If it's you, now we have a problem. I don't pay my contractors until the project is complete (or partially) and material is placed and to my satisfaction. I NEVER pay in full for anything that has yet to be finished as this is my only leverage to making sure the contractor fulfills his contract and doesn't up and leave me with a partially completed project. From the sounds of it, you don't have any receipts so I'm guessing those materials were not paid for by you?

The property owner should never be on the hook for missing materials that are caused by a feud between the GC and one of their own subs! Always use a lockbox and make sure only the contractors you want working in the house have the most up to date codes. As mentioned above, the contractor should also have insurance to take care of theft and other issues that may arise during construction.

To Answer your remaining questions -

"A. why was ALL of the flooring, drywall, cabinetry, etc ($10k) sitting in the house at one time, as opposed to buying as needed."
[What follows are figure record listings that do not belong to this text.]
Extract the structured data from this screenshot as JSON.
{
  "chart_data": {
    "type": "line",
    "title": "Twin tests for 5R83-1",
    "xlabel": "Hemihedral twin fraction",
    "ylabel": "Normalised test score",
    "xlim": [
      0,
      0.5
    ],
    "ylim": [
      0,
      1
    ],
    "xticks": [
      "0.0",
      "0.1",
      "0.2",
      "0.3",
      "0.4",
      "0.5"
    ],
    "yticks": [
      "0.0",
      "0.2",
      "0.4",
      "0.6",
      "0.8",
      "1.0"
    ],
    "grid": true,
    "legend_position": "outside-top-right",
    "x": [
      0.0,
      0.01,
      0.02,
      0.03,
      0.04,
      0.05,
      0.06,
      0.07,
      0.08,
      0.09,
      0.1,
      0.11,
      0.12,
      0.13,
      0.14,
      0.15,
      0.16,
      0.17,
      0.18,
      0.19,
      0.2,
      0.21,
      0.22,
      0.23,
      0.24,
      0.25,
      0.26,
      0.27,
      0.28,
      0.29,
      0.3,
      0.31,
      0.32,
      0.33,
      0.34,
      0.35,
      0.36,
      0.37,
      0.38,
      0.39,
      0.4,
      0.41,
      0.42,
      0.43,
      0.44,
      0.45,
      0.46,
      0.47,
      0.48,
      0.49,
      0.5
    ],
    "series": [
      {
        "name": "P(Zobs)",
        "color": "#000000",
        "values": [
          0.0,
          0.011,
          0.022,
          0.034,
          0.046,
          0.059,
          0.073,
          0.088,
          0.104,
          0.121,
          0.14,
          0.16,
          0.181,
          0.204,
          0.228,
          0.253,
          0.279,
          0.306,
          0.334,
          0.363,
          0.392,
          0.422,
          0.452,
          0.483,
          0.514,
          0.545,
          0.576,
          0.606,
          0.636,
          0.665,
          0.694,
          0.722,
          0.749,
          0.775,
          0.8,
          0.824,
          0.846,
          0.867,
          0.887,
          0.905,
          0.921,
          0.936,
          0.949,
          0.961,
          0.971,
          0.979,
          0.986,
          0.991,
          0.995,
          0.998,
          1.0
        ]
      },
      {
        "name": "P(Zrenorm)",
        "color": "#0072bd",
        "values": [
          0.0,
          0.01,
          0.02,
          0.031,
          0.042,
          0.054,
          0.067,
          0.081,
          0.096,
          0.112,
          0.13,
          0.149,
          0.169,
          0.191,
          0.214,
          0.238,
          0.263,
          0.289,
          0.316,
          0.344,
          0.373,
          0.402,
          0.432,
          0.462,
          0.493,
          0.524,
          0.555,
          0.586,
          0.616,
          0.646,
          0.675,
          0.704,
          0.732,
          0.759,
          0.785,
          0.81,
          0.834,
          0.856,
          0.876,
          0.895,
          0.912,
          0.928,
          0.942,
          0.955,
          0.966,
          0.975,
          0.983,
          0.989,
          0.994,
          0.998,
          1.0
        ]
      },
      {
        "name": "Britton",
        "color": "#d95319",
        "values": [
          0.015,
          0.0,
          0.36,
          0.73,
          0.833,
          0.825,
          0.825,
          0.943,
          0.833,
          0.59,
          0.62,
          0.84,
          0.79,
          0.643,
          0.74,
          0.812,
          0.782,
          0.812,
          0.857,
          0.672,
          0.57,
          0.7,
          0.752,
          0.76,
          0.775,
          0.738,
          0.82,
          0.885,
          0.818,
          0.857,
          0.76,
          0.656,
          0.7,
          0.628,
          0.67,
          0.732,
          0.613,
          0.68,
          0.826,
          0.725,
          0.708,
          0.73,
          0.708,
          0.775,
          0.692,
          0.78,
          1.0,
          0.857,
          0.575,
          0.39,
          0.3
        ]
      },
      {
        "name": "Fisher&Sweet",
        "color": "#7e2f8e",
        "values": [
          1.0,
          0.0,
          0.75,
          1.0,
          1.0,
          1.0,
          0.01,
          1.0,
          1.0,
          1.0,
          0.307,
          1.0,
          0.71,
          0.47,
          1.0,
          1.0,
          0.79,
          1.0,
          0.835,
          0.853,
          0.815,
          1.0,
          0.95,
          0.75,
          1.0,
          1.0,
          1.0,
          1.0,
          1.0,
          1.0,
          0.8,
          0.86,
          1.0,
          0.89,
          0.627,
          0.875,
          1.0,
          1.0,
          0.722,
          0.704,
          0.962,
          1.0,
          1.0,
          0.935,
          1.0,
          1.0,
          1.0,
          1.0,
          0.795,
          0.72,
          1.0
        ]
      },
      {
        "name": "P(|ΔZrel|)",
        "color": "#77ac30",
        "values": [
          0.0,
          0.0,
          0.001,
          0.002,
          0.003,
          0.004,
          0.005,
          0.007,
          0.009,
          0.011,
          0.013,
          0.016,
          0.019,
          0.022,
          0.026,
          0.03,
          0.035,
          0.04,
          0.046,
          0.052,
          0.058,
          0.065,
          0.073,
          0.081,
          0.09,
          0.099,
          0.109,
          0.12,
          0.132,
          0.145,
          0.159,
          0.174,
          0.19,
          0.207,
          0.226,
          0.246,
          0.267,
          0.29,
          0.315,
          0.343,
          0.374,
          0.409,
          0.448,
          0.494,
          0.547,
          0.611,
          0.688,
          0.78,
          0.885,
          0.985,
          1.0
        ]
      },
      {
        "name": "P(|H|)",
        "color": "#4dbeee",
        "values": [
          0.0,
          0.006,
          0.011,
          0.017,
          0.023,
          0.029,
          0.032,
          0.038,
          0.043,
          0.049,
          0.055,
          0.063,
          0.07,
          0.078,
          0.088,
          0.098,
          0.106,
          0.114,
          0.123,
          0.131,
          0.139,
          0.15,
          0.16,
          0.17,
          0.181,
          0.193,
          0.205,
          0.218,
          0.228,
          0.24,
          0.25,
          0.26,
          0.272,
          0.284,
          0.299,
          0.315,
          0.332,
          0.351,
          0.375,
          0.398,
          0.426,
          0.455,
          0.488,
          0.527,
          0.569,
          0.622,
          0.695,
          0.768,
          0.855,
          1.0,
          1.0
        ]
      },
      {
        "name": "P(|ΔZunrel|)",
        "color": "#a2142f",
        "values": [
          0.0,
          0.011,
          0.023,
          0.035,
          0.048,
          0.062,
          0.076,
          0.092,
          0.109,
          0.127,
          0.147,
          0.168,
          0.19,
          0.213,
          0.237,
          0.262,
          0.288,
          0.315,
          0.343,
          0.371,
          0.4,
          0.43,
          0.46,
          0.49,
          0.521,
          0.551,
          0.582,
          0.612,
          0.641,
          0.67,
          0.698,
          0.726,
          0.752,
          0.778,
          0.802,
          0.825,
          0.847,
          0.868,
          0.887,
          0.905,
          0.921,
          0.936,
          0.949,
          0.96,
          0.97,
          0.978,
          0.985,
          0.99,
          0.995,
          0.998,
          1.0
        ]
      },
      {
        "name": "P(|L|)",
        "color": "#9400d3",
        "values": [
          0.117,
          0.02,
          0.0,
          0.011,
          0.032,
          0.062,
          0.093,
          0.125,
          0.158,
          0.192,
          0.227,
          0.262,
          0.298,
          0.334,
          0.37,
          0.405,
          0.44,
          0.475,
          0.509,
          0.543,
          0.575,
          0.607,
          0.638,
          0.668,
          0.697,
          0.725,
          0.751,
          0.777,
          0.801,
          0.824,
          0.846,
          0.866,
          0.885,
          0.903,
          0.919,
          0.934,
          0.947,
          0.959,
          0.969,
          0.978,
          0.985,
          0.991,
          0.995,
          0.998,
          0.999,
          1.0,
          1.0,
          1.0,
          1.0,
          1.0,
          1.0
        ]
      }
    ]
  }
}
This is more than likely a logistics thing on the contractors end. This is another reason why it is important to have a lockbox and only allow the GC and his subs access to the site while performing their contracted work. Another reason why it is important for the GC to have insurance.

"B. sub-contractor supposedly bought materials and is obviously not talking to my GC anymore, so he can't provide me receipts."

I don't see why receipts from the sub would matter? You, or should I say your contractor, is obviously not going to pay the sub for work that hasn't been performed. Fill me in if I'm missing a key piece of information here.

"My initial reaction is that it seems a bit fishy to have this much material disappear, without receipts. Should I just say I'm willing to reimburse for the receipts I'm provided, everything else is on my contractor? How would you guys handle this?"

I wouldn't "reimburse" anything. Pay your GC for a finished product. It's up to the GC to manage his own subs, employees, materials, logistics, insurance, etc. and then you will pay the GC once the project is complete or when certain milestones are reached as agreed upon up front (pay requests for completion of certain items).